Conservative MP James Rajotte was on the CBC, and basically argued that the rest of Canada is out to get Alberta. The Liberals are picking on the tar sands, over-stating those emissions, while conveniently ignoring other sources. Rajotte kept referring to Ontario's coal fired generation, which is unquestionably a major problem. Rajotte also went to great pains to explain all the advances in technology that made the tar sands exploration increasingly environmentally friendly. Carbon capture was the central technology that rendered the alarmist rhetoric about 3 or 4 fold increases in production mute.
Rajotte's spin that new technologies will mitigate the rise in emissions is the preferred defense of the oil and gas sector. Let's take Mr. Rajotte, Ralph Klein and others at their word. If the rhetoric is realistic, why not tie any development to meeting these assurances? If these people are truthful, then they should have no problem endorsing a scenario where no development is allowed unless a company can quantify how these new technologies will reach the goal. In other words, to the likes of Mr. Rajotte, put up or shut up. If new development will be environmentally friendly, then why is the government fast-tracking the process and bypassing environmental reviews? Surely, if the reasoning is truly honest, the industry should welcome the scrutiny.

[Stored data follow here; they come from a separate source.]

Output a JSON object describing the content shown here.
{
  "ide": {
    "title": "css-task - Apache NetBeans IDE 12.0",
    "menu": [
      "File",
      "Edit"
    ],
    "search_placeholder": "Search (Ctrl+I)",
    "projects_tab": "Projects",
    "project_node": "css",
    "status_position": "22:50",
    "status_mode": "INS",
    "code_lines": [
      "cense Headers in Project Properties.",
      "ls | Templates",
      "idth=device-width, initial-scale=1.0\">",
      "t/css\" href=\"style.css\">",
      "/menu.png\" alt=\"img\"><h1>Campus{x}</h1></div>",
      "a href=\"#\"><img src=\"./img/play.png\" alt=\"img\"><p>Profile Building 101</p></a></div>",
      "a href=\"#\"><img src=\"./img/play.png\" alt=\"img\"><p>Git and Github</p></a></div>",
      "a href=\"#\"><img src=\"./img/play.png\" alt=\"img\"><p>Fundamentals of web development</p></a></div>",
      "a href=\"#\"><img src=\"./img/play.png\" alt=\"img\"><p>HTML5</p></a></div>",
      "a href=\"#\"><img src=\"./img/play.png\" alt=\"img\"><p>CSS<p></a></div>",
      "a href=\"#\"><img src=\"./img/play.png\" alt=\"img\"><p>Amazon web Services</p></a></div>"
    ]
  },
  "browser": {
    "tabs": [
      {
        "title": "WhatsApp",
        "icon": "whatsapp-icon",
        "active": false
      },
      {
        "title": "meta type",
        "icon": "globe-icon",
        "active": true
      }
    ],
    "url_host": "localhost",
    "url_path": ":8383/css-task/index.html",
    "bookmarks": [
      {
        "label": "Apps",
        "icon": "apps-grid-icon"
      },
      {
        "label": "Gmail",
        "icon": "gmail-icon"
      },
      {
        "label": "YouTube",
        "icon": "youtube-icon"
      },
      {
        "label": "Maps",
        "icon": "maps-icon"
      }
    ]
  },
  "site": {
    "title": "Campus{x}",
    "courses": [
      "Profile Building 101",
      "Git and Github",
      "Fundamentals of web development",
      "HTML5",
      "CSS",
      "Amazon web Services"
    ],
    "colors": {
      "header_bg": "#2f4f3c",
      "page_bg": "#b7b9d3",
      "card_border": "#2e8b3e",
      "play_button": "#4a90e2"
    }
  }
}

I'm getting tired of the "out to get Alberta" bull that we keep hearing. The fact of the matter, Alberta contributes more GHG than Ontario, despite a fourth of the population. The fact of the matter, the vast majority of recent rises in emissions are directly tied to the oil and gas sector in Alberta. This is truth, not some tribal vendetta that finds easy scapegoats. In addition, pointing to the problems in Alberta, doesn't absolve Ontario's failures. Every sector, every region needs scrutiny, but you can't ignore the elephant in the room.

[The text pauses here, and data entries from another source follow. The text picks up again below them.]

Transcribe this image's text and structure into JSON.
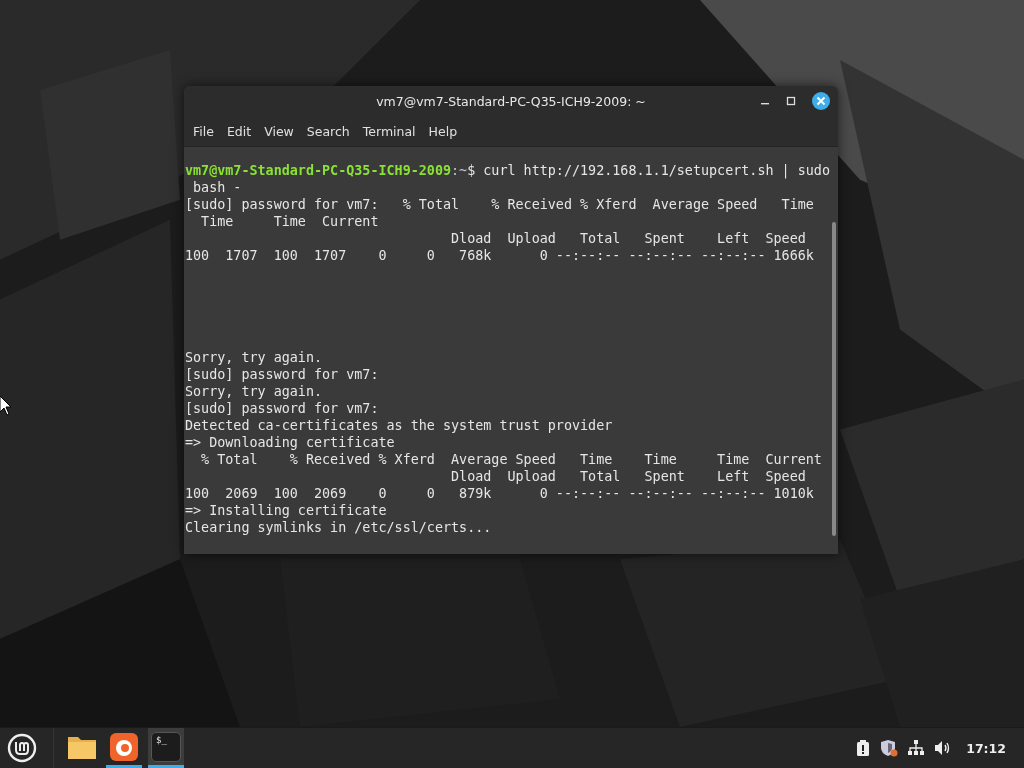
{
  "window": {
    "title": "vm7@vm7-Standard-PC-Q35-ICH9-2009: ~",
    "menu": [
      "File",
      "Edit",
      "View",
      "Search",
      "Terminal",
      "Help"
    ]
  },
  "terminal": {
    "blocks": [
      [
        {
          "kind": "prompt",
          "user_host": "vm7@vm7-Standard-PC-Q35-ICH9-2009",
          "path": ":~",
          "text": "$ curl http://192.168.1.1/setupcert.sh | sudo"
        },
        {
          "kind": "output",
          "text": " bash -"
        },
        {
          "kind": "output",
          "text": "[sudo] password for vm7:   % Total    % Received % Xferd  Average Speed   Time"
        },
        {
          "kind": "output",
          "text": "  Time     Time  Current"
        },
        {
          "kind": "output",
          "text": "                                 Dload  Upload   Total   Spent    Left  Speed"
        },
        {
          "kind": "output",
          "text": "100  1707  100  1707    0     0   768k      0 --:--:-- --:--:-- --:--:-- 1666k"
        }
      ],
      [
        {
          "kind": "output",
          "text": "Sorry, try again."
        },
        {
          "kind": "output",
          "text": "[sudo] password for vm7:"
        },
        {
          "kind": "output",
          "text": "Sorry, try again."
        },
        {
          "kind": "output",
          "text": "[sudo] password for vm7:"
        },
        {
          "kind": "output",
          "text": "Detected ca-certificates as the system trust provider"
        },
        {
          "kind": "output",
          "text": "=> Downloading certificate"
        },
        {
          "kind": "output",
          "text": "  % Total    % Received % Xferd  Average Speed   Time    Time     Time  Current"
        },
        {
          "kind": "output",
          "text": "                                 Dload  Upload   Total   Spent    Left  Speed"
        },
        {
          "kind": "output",
          "text": "100  2069  100  2069    0     0   879k      0 --:--:-- --:--:-- --:--:-- 1010k"
        },
        {
          "kind": "output",
          "text": "=> Installing certificate"
        },
        {
          "kind": "output",
          "text": "Clearing symlinks in /etc/ssl/certs..."
        }
      ]
    ]
  },
  "taskbar": {
    "apps": [
      {
        "kind": "files",
        "running": false,
        "selected": false
      },
      {
        "kind": "browser",
        "running": true,
        "selected": false
      },
      {
        "kind": "terminal",
        "label": "$_",
        "running": true,
        "selected": true
      }
    ],
    "clock": "17:12"
  }
}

With regard to Ontario, the provincial government needs to take some drastic measures on the consumption side. I would fully favor a system that allocates electrical need based on living quarters. Varying rates, based on usage thresholds, that act as a deterrent to excess. Such a system would heighten awareness, force people to look at electricity as a limited commodity and instill some responsibility. The government should also create a different billing system, and possible limitations on home sizes, to discourage building homes that are patently obscene. The government needs to legislate limits, and anything that falls beyond should be penalized on a rising scale, with the revenue used on renewable energy sources.